L’Italia è una civiltà antica e capace di una generale e profonda umanità: riconosciamo agli altri una dignità che prescinde dalle sue idee o dal colore della sua pelle. Così, ogni intervento da parte di razzisti e xenofobi, o neo nazisti, mi disgusta. Perché è un’offesa alla nostra civiltà e alla nostra storia.

Fortunatamente, il bene è sempre diffuso e per quanto piccole chiazze di male facciano molto rumore, non otterranno mai la piena attenzione dell’umanità. Ci sono gesti, azioni, momenti che sembrano poco importanti, passati in sordina dai media perché fanno poco clamore, e quindi io li condivido e li esalto, per la loro importanza vitale.

Oggi, a Siracusa, una nave con 160 migranti, tra cui donne in stato interessante e oltre cinquanta bambini, in condizioni precarie, ha fatto capolino, interrompendo un momento tradizionale di riposo e vacanza sulla spiaggia. Ebbene, un bagnante ha avvisato la Guardia Costiera e nel frattempo arrivati a poche decine di metri dalla riva, alcuni migranti si sono buttati in mare per arrivare a nuoto sulla spiaggia, ad accorrere in aiuto di questi “stranieri” sono andati i bagnanti, cittadini e cittadine comuni, che non hanno aspettato di vedere quelle persone affogare e si sono precipitati insieme ad aiutarli.
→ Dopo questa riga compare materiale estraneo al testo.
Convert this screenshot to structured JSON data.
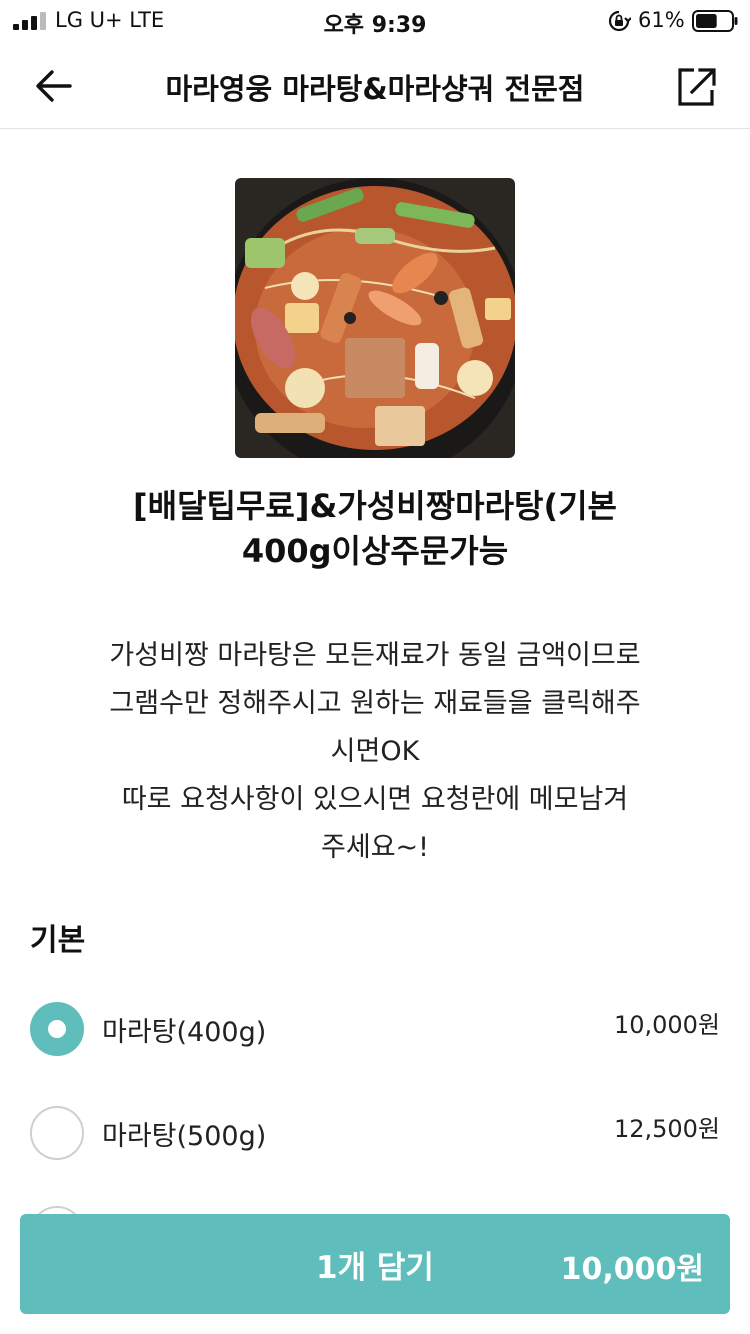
{
  "status_bar": {
    "carrier": "LG U+  LTE",
    "time": "오후 9:39",
    "battery": "61%",
    "battery_level": 0.61
  },
  "header": {
    "title": "마라영웅 마라탕&마라샹궈 전문점",
    "back_icon": "arrow-left-icon",
    "share_icon": "share-external-icon"
  },
  "product": {
    "name_line1": "[배달팁무료]&가성비짱마라탕(기본",
    "name_line2": "400g이상주문가능",
    "description": "가성비짱 마라탕은 모든재료가 동일 금액이므로\n그램수만 정해주시고 원하는 재료들을 클릭해주\n시면OK\n따로 요청사항이 있으시면 요청란에 메모남겨\n주세요~!"
  },
  "options": {
    "section_title": "기본",
    "items": [
      {
        "label": "마라탕(400g)",
        "price": "10,000원",
        "selected": true
      },
      {
        "label": "마라탕(500g)",
        "price": "12,500원",
        "selected": false
      }
    ]
  },
  "cart_button": {
    "label": "1개 담기",
    "total": "10,000원"
  },
  "colors": {
    "accent": "#5fbdbb",
    "text": "#111111",
    "divider": "#e3e3e3"
  }
}
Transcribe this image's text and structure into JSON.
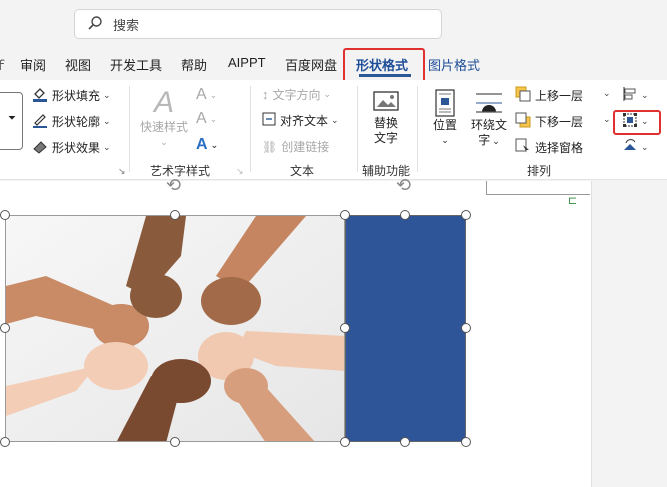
{
  "search": {
    "placeholder": "搜索"
  },
  "tabs": [
    {
      "label": "审阅"
    },
    {
      "label": "视图"
    },
    {
      "label": "开发工具"
    },
    {
      "label": "帮助"
    },
    {
      "label": "AIPPT"
    },
    {
      "label": "百度网盘"
    },
    {
      "label": "形状格式"
    },
    {
      "label": "图片格式"
    }
  ],
  "ribbon": {
    "shape_fill": "形状填充",
    "shape_outline": "形状轮廓",
    "shape_effects": "形状效果",
    "quick_styles": "快速样式",
    "group_wordart": "艺术字样式",
    "text_direction": "文字方向",
    "align_text": "对齐文本",
    "create_link": "创建链接",
    "group_text": "文本",
    "alt_text": "替换\n文字",
    "alt_text_1": "替换",
    "alt_text_2": "文字",
    "group_access": "辅助功能",
    "position": "位置",
    "wrap_text_1": "环绕文",
    "wrap_text_2": "字",
    "bring_forward": "上移一层",
    "send_backward": "下移一层",
    "selection_pane": "选择窗格",
    "group_arrange": "排列"
  },
  "colors": {
    "accent": "#2b5797",
    "highlight": "#e03030",
    "shape_fill": "#2e5597"
  }
}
Hanno formato una catena umana, hanno cooperato, si sono uniti per uno scopo umanitario: salvare delle vite, vite di persone disperate che arrivano chiedendo aiuto. Questa è l’Italia che ci piace, che riscopre il senso profondo della propria civiltà, il senso profondo della solidarietà e che omaggia la vita riconoscendo nell’altro un “fratello”, per usare un concetto religioso molto caro ai cristiani, e dunque lo aiuta.

Di seguito il video:

>> I bagnanti aiutano gli immigrati in mare <<

Quanto accaduto sulle spiagge di Siracusa è la risposta perfetta ad ogni razzismo, ad ogni retorica dell’odio e dell’ignoranza, ad ogni provincialismo e processo di chiusura mentale. Questa testimonianza ci fa sperare che l’Italia possa risorgere dalle proprie ceneri.